RS: Our three key solutions are agile BI, big data, and logical data warehousing:
Agile BI: The Denodo Platform enables IT to be much more agile in responding to the almost insatiable demands of business users for actionable information. All data remains in its source data stores, since replication, with its accompanying staging, transformation, and batch copying tools and processes, is not required. Business users gain access to the data is through virtual views, created in the Denodo Platform, which are quickly created, lightweight, and easily discarded, if necessary. The most common use case takes the form of real time reports and dashboards that are easily accessed by business users.
Big Data: The modern data stores of big data implementations do not typically provide standard JDBC/ODBC-based SQL interfaces, which makes them difficult to use for BI and reporting, and for data analysts who are mostly familiar with SQL. The Denodo Platform provides an abstraction and federation layer that hides the complexities of the big data stores, making it easy to integrate data from these stores with other data within the enterprise. The Denodo Platform supports many use cases in its solution for big data, including hybrid data warehouses, which combine traditional data warehouses with cloud based clusters; data lakes and enterprise data hubs; and analytical integration, in which analytical data from Hadoop is seamlessly integrated with traditional data sources stored in a data warehouse.
Logical Data Warehousing: Data Virtualization is a critical part of the logical data warehouse architecture, as it enables queries to be federated across traditional structured data sources, such as databases, data warehouses, etc., and modern data sources like Hadoop, NoSQL, web services, and SaaS applications, while still appearing as a single ‘logical’ data source to the user. The most common use cases are virtual data marts, data warehouses integrated in real time with master data from MDM systems, data warehouses extended with cloud sources, the integration of multiple traditional data warehouses, data warehouses with historical data offloaded to Hadoop, and data warehouses partitioned to move seldom-used data to less expensive storage.
AIM: Some of the verticals where Denodo’s solutions apply are: finance, government, insurance, oil and gas are some of the vertical where Denodo furnishes it solutions. Can you tell us how and why data integration will come to play a key role in IoT data? Are Denodo’s solutions leveraged in IoT?

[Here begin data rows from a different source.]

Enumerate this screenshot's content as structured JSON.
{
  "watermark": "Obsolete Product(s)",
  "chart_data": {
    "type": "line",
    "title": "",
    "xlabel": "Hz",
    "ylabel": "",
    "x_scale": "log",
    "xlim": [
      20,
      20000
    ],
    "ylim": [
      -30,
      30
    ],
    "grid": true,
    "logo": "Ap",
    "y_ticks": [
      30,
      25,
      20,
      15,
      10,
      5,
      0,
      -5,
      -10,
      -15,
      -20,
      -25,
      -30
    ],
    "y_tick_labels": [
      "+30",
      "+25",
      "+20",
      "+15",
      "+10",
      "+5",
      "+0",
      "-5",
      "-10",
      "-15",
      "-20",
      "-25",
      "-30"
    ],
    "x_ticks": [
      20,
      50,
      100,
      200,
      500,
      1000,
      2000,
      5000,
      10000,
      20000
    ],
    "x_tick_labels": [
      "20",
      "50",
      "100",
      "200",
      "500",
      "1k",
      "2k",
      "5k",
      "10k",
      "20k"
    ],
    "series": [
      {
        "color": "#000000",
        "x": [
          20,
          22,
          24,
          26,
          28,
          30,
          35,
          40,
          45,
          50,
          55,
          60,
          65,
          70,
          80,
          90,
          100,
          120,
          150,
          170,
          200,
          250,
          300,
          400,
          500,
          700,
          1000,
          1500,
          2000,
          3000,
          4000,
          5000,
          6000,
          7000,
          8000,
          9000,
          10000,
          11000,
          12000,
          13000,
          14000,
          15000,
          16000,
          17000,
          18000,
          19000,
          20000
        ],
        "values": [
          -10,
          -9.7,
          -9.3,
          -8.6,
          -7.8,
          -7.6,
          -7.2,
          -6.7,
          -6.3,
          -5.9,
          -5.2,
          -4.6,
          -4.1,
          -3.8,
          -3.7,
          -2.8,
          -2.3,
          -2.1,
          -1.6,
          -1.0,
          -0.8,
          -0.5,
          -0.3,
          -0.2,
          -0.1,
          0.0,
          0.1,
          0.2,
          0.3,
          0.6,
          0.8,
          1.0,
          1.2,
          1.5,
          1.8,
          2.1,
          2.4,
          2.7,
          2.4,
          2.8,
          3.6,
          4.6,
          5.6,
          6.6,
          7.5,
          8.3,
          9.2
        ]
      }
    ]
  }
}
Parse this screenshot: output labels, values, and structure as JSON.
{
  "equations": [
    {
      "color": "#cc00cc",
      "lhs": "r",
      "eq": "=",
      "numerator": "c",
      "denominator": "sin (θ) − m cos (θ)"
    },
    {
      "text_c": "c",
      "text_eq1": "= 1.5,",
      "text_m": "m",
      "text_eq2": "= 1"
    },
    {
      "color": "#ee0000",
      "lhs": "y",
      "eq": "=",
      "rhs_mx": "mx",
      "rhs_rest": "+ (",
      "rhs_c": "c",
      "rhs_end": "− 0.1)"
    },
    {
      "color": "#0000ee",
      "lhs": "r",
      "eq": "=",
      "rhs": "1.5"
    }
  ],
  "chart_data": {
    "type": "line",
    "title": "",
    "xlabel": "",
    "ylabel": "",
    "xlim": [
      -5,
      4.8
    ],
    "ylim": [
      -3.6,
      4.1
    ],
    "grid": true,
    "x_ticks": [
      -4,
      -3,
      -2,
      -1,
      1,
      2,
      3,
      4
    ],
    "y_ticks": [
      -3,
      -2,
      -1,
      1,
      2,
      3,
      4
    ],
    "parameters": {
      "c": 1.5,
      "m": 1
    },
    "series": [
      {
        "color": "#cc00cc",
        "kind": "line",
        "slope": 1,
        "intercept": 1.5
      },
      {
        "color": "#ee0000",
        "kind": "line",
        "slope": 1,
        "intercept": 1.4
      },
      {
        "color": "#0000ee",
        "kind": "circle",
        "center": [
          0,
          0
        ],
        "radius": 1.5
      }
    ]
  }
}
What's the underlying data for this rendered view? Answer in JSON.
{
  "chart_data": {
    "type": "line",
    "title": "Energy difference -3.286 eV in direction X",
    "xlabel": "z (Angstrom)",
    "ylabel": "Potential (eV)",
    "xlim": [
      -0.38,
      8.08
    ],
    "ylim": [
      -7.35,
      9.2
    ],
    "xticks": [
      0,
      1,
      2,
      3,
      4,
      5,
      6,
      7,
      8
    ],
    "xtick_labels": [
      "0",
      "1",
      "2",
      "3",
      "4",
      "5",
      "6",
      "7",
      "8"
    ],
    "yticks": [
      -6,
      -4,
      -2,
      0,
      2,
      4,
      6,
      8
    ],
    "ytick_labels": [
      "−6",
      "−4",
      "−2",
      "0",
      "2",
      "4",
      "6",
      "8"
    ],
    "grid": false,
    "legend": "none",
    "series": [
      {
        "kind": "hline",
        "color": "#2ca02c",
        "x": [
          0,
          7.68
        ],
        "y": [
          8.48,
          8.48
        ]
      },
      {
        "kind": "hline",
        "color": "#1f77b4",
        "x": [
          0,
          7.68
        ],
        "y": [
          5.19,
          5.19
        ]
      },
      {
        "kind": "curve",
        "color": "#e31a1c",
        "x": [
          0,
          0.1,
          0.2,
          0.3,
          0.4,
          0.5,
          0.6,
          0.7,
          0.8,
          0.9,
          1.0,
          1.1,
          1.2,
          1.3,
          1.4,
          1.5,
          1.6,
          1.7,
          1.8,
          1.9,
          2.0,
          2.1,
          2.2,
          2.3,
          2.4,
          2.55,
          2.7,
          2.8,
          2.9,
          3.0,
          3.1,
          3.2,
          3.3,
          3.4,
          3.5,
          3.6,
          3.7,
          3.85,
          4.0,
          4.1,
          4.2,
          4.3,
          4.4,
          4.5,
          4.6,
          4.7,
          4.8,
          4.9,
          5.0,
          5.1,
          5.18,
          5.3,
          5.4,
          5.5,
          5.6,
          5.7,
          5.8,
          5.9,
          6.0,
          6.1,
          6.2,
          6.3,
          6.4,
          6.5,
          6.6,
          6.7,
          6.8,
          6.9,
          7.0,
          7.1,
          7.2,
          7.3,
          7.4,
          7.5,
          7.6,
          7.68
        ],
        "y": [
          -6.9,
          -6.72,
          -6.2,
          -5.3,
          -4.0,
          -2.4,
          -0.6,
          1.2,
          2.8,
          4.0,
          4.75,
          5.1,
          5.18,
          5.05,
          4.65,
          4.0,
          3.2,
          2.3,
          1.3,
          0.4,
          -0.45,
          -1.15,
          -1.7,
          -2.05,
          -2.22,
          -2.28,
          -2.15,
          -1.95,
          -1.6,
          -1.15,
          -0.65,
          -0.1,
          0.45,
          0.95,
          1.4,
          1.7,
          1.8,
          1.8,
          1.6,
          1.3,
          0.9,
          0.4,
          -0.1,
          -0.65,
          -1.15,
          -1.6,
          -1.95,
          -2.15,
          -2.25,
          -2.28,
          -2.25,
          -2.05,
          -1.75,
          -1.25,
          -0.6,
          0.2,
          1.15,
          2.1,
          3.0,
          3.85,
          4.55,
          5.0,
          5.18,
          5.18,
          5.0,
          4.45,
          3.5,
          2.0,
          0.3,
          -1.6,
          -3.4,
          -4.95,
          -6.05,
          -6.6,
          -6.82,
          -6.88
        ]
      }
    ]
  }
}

RS: Internet of Things (IoT) is becoming a new trend, and many companies are using data virtualization to perform predictive analytics on streaming IoT data. Denodo solutions are leveraged by a global equipment manufacturer to analyze IoT data. This manufacturer leveraged the Denodo Platform to establish a logical data lake that takes streaming sensor data from equipment and combines it with parts, maintenance, and dealer information from traditional systems to support both analytical and operational needs. After implementing our solution, the manufacturer realized numerous benefits:
- Improved asset performance and proactive maintenance
- Reduced warranty costs due to proactive maintenance of parts, preventing part failure
- Optimized pricing for services and parts among global service providers
- Increased revenue from sale of services and parts
- New business model opportunities based on real-time analyses of detailed sensor data
AIM: What is the roadmap for Denodo in 2017-18?
RS: Given that big data use cases are becoming mainstream, performance is a key consideration for integrating very large volumes of data at very high speeds. So, the Denodo Platform is evolving to support in-memory fabric for processing very large volumes of data rapidly, providing instant answers to business users. Parallel, in-memory computation will work with our existing Dynamic Query Optimizer to further optimize query performance by handling heavy processing in the in-memory grid.